The Times Herald (Norristown, PA)
Fake field goal least of Birds’ concerns going into Dallas
PHILADELPHIA » Inside the Linc, on display for the tens of thousands heading into every Eagles game, nine feet high, sturdy and unbending, there has been a statue. The most important play in modern franchise history deserved nothing less.
Nicely presented in bronze, it captures Doug Pederson during an ingame discussion with Nick Foles. At the bottom, an inscription reads, “Do you want Philly Philly?” The answer at that moment was, yes. The answer for all time should be the same.
Philly Philly, also known as Philly Special, would unfold to historic success late in the second quarter of Super Bowl LII, a game the Eagles would win by one possession.
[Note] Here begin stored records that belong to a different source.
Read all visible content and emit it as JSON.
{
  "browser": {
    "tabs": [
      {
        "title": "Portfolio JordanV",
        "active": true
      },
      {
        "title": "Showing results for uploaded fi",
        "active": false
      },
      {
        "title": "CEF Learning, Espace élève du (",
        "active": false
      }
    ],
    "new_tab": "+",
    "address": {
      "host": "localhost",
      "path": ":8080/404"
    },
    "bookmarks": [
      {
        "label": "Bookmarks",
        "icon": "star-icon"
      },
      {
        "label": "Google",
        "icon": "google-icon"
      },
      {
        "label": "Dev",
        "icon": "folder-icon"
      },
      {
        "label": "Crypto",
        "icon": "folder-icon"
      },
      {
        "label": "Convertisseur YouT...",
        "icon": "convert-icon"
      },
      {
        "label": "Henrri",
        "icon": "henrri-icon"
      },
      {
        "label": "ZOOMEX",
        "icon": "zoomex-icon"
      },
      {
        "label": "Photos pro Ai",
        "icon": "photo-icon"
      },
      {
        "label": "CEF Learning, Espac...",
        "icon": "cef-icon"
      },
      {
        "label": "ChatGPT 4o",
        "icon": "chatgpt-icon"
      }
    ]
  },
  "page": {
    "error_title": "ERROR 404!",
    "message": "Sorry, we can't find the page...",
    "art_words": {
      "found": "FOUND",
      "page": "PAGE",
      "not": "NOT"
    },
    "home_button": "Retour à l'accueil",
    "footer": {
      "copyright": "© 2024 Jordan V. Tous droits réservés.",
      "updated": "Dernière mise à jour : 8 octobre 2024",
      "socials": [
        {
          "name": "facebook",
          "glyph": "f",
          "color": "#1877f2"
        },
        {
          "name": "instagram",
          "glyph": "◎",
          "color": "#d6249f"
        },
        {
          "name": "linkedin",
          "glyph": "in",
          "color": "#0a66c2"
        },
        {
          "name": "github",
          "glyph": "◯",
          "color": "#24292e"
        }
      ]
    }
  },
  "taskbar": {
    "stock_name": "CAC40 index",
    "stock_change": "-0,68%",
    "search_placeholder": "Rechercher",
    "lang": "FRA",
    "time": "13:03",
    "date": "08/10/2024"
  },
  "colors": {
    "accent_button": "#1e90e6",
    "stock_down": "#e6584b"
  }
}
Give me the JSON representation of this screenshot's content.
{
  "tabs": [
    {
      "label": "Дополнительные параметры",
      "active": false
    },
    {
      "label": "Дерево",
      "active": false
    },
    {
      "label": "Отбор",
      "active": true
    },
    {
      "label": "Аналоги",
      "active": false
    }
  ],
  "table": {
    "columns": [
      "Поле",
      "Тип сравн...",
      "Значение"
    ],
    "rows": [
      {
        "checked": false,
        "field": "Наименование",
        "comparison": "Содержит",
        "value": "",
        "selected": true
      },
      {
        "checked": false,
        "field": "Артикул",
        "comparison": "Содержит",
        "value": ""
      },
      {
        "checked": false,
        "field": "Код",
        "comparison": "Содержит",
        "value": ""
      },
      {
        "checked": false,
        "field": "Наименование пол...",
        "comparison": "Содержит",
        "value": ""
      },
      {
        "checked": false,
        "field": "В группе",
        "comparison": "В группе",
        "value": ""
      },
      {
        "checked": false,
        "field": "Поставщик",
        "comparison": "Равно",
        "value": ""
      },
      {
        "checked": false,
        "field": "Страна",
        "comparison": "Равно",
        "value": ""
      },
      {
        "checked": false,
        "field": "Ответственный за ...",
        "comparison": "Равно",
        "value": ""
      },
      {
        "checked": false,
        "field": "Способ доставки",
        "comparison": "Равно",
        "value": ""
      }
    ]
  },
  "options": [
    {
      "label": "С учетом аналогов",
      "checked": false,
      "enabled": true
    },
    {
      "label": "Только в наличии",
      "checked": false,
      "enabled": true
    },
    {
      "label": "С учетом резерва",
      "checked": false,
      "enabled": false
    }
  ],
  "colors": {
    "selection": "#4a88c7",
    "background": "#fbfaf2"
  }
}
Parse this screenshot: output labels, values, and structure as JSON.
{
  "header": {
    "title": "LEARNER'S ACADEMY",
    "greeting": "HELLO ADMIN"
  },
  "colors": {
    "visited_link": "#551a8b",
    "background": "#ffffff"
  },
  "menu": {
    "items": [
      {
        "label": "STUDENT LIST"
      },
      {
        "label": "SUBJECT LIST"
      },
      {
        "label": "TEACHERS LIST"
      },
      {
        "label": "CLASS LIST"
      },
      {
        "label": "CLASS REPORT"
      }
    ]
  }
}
Successfully executed by Corey Clement, Trey Burton and Foles, the three-ply trickery would stun the New England Patriots when the quarterback would roll unescorted into the end zone to catch a pass destined for sports immortality.
It was a gimmick, a nose-thumb at conventional play-calling. But mostly, it was all Doug Pederson, the coach with a gambler’s instinct to take chances. Already having failed with every other kind of coach, from the work-all-night dedication of Dick Vermeil, to the tough-talking Buddy Ryan, to Chip Kelly, who’d tried to reinvent the sport, the Eagles would not win their first Super Bowl until they had a coach unafraid to test the odds of failure.
That would be Pederson. That would be a coach who would rather take a shot at extending a drive on fourth-and-medium instead of surrendering a possession with a punt. And that would be a coach willing to try a fake field goal the other day in Minnesota.